Interplay of aurora kinase a functional residues and Epstein-barr Nuclear Antigen 1 in Epstein-barr virus associated Gastric cancer using AGS cells.

Epstein-Barr virus (EBV), an oncogenic gamma-herpesvirus, belongs to group 1 carcinogen and is implicated in various cancers, including gastric cancer. Aurora Kinase A is a major mitotic protein kinase that regulates mitotic progression; overexpression and hyperactivation of AURKA commonly promote genomic instability in many tumours. However, the relationship of functional residues of AURKA and EBV in gastric cancer progression remains unknown. We reveal that AURKA overexpression and EBV infection induce aneuploidy in gastric epithelial cells. The AURKA (S89) N-terminal residue is critical for the centrosome maturation process in EBV-infected gastric epithelial cells.
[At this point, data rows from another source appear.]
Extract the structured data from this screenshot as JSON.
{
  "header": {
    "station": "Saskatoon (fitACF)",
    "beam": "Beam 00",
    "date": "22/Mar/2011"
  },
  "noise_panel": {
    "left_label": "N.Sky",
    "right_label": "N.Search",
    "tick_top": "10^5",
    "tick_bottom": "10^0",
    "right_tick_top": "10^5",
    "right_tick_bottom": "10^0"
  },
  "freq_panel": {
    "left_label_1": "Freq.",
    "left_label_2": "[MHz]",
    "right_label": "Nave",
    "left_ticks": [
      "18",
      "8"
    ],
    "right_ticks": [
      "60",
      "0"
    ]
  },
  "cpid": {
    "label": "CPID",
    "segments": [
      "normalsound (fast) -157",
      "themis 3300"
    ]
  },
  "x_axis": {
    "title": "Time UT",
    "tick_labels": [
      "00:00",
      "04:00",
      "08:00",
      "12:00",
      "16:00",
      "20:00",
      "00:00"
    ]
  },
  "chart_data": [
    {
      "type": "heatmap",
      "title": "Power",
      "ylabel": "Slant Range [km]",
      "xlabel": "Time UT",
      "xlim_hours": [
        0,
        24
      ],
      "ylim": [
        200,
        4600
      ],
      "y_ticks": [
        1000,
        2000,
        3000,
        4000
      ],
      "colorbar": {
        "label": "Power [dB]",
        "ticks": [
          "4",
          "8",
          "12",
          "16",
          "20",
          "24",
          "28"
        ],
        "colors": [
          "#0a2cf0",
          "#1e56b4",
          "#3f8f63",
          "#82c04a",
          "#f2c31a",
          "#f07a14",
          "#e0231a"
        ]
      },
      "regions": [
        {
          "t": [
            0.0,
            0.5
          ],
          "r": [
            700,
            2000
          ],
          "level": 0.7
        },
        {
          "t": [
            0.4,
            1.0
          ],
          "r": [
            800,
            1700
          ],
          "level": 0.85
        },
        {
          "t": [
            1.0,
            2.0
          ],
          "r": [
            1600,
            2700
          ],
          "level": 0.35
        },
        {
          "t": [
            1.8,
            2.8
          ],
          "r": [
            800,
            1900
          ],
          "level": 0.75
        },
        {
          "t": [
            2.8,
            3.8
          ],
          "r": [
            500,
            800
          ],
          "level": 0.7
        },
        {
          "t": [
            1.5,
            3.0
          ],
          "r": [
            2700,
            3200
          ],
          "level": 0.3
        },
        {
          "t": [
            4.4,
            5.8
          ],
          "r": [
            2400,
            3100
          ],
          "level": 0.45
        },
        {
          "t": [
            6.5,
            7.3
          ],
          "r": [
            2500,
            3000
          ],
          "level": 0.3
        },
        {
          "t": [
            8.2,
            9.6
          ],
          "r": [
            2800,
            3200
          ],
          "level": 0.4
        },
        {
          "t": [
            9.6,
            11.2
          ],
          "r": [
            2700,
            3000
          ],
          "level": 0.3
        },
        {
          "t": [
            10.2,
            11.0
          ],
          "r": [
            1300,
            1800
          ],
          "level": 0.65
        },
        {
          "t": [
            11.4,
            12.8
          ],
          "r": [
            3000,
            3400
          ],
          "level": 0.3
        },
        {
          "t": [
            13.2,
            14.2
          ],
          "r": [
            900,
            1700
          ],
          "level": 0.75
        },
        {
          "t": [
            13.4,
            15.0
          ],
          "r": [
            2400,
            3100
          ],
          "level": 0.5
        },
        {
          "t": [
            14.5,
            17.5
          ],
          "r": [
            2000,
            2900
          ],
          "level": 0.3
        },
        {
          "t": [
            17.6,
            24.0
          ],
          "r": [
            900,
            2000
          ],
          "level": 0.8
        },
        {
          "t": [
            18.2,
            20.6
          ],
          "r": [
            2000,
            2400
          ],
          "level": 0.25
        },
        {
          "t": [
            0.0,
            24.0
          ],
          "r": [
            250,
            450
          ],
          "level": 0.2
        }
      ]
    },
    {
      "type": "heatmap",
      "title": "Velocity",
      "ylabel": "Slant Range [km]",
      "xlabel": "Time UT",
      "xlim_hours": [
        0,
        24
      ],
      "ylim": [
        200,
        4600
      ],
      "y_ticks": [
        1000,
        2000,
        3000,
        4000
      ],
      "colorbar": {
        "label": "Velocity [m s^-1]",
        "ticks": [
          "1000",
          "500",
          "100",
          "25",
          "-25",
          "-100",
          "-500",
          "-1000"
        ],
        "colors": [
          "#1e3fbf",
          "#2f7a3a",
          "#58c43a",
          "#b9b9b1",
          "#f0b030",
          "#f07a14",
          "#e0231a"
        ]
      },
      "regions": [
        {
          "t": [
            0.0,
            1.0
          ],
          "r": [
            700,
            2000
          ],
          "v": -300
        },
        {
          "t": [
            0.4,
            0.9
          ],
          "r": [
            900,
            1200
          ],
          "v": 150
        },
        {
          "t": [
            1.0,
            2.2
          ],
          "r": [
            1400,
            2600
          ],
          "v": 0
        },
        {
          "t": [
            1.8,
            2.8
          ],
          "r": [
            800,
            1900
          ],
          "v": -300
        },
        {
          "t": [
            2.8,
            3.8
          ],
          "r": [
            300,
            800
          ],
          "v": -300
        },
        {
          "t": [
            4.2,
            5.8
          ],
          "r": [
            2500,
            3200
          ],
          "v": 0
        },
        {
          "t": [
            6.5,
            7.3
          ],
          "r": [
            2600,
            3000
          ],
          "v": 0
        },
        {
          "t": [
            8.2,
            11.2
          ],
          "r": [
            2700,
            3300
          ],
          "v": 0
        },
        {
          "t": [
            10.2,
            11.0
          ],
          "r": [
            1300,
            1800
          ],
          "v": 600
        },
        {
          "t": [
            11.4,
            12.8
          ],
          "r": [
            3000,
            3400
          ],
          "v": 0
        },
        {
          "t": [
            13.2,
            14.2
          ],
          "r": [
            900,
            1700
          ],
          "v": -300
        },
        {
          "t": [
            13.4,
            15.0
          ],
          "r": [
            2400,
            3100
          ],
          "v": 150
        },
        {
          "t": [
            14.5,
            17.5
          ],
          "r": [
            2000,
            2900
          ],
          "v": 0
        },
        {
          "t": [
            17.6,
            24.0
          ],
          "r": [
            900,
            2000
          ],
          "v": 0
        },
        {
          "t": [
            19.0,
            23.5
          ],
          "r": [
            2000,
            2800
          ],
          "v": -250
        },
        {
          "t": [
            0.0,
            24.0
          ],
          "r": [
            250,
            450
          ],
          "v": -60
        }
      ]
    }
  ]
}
The kinase domain residues T287 and T288 of AURKA are essential for centrosome maturation and bipolar spindle formation in EBV-infected gastric cancer cells. We also show that AURKA 287/288 dm reduces the transcript expression of cell cycle markers involved in mitotic entry in EBV infection. This mutant also enhanced the protein expression of p53 and Rb, which was reduced in EBV infection and decreased the Survivin expression. Further, EBNA1, the latent gene of EBV, stabilises the AURKA in its wild-type form and S89A mutant but unable to stabilise in T287/288A double mutant. These mutants also induce mitotic catastrophe by regulating the apoptosis and autophagy pathway in EBV infection. AURKA287/288 dm also promotes autophagosome formation even in EBV infection. Thus, this study demonstrates that the AURKA kinase domain is essential for its functioning and progression of the oncogenesis of EBV-infected gastric epithelial cells.